LONDON -- That's my girl, I thought, as Olivia tore away from us to join the other 5-year-olds for circle time _ legs crossed, hand stick-straight in the air in response to the teacher's question about how the kids spent Father's Day.

My husband and I exchanged knowing glances, convinced that she was a shoo-in for admission, and left Olivia with her uniform-clad peers so we could tour the British prep school in the quaint red-brick Victorian building.

The e-mail came a week later. It asked us to please call the head teacher, the equivalent of a school principal in the United States.

We were back at home in Washington D.C., thinking about what to store, ship and toss as we prepared for our family move to London. The change is a big one for all of us, but I didn't realize quite how different things would be for Olivia until that phone call.

The head teacher and I exchanged pleasantries, and then she laid it out. My daughter, who commonly invokes the Mandarin word for little brother and usually wins at the game hangman, has a significant "learning gap" when compared with her British peers _ especially in literacy.

Dumbstruck, I said nothing at first and then started to protest, suggesting there had been a terrible misunderstanding _ maybe even a language barrier. OK, that one didn't make sense. I took a deep breath and then remembered all that I had heard about the differences between early education in the two countries.

Britain has a national curriculum with specific goals, and schools there are rigorously inspected and evaluated. Most kids enter school at 4, instead of 5 as is the case here, and pre-kindergarten programs tend to be more academic than in the United States. American programs are often more play-based than academically structured, and standards vary widely from state-to-state and between public and private settings.

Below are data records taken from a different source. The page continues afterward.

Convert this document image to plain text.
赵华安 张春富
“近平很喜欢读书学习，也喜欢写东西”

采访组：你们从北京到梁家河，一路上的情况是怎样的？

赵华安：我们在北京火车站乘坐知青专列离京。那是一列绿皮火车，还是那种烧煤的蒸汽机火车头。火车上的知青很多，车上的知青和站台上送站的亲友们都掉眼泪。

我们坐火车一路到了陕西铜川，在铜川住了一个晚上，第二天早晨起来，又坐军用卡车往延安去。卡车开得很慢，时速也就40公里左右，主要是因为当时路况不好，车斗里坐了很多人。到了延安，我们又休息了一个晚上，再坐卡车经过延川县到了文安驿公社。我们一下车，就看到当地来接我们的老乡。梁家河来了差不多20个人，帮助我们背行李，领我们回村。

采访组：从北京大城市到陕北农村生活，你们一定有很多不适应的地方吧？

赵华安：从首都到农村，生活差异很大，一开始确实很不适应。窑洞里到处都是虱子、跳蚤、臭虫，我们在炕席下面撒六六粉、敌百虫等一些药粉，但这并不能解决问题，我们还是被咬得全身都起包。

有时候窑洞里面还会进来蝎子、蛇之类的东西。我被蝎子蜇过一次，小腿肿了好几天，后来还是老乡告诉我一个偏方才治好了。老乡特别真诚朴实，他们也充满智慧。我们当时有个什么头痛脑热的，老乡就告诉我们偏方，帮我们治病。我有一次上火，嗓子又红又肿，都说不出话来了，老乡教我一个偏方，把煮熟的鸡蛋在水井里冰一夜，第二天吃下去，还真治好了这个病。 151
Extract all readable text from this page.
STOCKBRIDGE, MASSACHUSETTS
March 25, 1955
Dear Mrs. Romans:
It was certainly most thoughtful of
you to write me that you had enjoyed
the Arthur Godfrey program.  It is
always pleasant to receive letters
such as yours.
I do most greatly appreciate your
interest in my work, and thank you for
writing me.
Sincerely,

It's not an open-and-shut case as to whether one country's approach is better than another. On a recent international reading test, U.S. fourth-graders and their peers from England had the same results. They weren't all that impressive. Students from the two countries posted lower average scores than students in Russia, Hong Kong, Singapore, Luxembourg, Hungary, Italy and Sweden, along with several Canadian provinces.

In math, kids in the United Kingdom, which includes Wales, Scotland, and Northern Ireland, outperformed their American peers on an international test given to 15-year-olds.

Back on the phone in Washington, I listened as the head teacher suggested sending Olivia back to a "nursery school," to a reception class, generally the British version of pre-kindergarten. But Olivia is turning six this fall. We were being asked to put her with kids much closer in age to her 3 1/2 year-old brother than herself. That was not something she would swallow easily, and should we?

An e-mail from the school followed. It politely spelled out exactly what the kids in that school were expected to master by Olivia's age: telling time; fractions _ whole, half, quarter and thirds; counting in 5's up to 50; reading books (something called the pink new level) and starting to write "news" independently.

I thought about Olivia's school experience over the last year. She planted basil seeds with her beloved pre-k teacher. She learned all about insects, drew a fantastic picture of Saturn, and she definitely mastered the monkey bars.